Terdengar suara langkah kaki mendekati
ruangan patung lilin. Oh, tidak. Aku harus sembunyi di mana? Suara langkah kaki
itu semakin dekat. Di seberang patung petani membawa cangkul ada sebuah meja
dari kayu. Sepertinya tempat untuk membentuk bagian-bagian patung lilin juga.

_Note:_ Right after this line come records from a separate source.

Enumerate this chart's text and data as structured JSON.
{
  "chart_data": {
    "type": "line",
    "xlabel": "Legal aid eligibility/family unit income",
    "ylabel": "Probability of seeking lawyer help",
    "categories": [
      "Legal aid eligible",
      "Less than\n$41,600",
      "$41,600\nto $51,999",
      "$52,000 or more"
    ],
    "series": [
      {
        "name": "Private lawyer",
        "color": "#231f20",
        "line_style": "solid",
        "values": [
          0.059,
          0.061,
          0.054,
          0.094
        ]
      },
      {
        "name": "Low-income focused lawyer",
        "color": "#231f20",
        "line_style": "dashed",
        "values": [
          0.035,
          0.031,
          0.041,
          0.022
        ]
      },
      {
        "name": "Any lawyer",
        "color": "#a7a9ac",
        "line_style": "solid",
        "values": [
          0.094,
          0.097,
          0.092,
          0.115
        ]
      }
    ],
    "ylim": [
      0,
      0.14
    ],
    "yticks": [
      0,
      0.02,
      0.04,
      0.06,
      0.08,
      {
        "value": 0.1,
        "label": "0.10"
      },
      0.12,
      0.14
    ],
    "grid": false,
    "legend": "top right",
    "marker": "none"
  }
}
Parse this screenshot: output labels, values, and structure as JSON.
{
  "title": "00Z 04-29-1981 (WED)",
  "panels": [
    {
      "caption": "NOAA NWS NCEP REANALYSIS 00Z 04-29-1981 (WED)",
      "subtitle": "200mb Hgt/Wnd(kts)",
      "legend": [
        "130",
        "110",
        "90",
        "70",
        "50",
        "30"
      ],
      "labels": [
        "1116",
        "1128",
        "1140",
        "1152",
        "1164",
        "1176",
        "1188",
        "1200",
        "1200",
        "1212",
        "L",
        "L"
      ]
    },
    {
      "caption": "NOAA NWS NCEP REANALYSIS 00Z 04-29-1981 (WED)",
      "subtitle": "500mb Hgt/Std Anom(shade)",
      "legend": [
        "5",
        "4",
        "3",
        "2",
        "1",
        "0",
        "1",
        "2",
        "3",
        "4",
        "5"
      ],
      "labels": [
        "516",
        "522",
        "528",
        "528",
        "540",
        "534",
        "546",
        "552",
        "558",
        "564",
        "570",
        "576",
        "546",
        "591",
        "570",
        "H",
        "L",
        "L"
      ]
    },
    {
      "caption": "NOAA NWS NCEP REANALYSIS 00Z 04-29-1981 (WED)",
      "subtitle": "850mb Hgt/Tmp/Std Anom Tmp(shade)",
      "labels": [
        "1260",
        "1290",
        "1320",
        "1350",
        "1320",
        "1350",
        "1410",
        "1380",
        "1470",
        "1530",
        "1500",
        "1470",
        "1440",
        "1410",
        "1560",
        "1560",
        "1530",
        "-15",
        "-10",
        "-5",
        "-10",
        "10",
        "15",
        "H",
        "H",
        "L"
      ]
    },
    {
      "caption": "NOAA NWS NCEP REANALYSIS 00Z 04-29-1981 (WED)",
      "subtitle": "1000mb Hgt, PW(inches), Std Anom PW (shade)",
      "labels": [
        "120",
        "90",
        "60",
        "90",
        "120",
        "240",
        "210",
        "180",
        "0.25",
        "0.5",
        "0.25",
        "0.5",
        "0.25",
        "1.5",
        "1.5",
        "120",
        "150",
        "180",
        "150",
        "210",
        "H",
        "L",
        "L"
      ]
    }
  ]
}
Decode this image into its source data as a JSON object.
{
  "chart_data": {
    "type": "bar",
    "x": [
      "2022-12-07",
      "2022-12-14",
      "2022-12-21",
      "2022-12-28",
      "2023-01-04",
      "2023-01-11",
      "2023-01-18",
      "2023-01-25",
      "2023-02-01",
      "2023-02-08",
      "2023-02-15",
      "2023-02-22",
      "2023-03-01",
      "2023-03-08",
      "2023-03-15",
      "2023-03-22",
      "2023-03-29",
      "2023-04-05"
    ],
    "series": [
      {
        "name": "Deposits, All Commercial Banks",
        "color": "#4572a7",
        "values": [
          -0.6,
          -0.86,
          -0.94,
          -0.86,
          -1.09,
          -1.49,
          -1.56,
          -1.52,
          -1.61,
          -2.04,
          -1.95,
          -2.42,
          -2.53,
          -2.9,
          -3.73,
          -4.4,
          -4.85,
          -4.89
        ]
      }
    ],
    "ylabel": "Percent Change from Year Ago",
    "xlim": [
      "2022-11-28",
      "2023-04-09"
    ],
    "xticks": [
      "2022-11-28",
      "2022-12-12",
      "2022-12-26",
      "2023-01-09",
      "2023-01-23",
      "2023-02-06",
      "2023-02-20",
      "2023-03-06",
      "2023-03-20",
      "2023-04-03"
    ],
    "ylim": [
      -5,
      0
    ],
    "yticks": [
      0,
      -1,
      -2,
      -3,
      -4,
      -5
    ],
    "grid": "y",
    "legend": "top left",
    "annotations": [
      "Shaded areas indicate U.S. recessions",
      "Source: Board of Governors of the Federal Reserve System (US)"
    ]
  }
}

Tepat suara langkah kaki tersebut sampai di depan pintu, kusembunyikan tubuhku
di bawah meja kayu sekalipun dengan sedikit berguling-guling di lantai.
Seseorang membawa kapak di tangan
kanannya dan mengenakan syal kain di lehernya. Berdiri tegak. Itu jelas bukan
kakek tua, tapi seorang pemuda. Wajahnya agak gelap tak jelas terlihat, karena
remang-remang cahaya dalam ruangan ini.
Pranggggg!
Terdengar suara kaca jendela pecah
mengagetkanku, begitu pula orang tersebut langsung menoleh ke samping jendela.
Sepertinya terjadi sesuatu. Dia pun berlari ke arah suara, sedangkan aku
bergegas keluar dari bawah meja dan berdiri di balik tembok ruangan lilin yang
dekat dengan pintu.
Terlihat
orang itu berdiri menghadap samping di depan jendela kayu yang kacanya pecah.
Sepertinya terkena lemparan batu atau sejenisnya. Siapa orang itu? Melengkapi
sudah rasa penasaranku. Tiba-tiba cahaya kilat begitu terang seperti blitz foto
di tengah kegelapan, sekejap saja membuat sekeliling menjadi terang. Walaupun
sangat sebentar saja seperti kedipan mata. Aku melihat wajah orang itu. Evan?!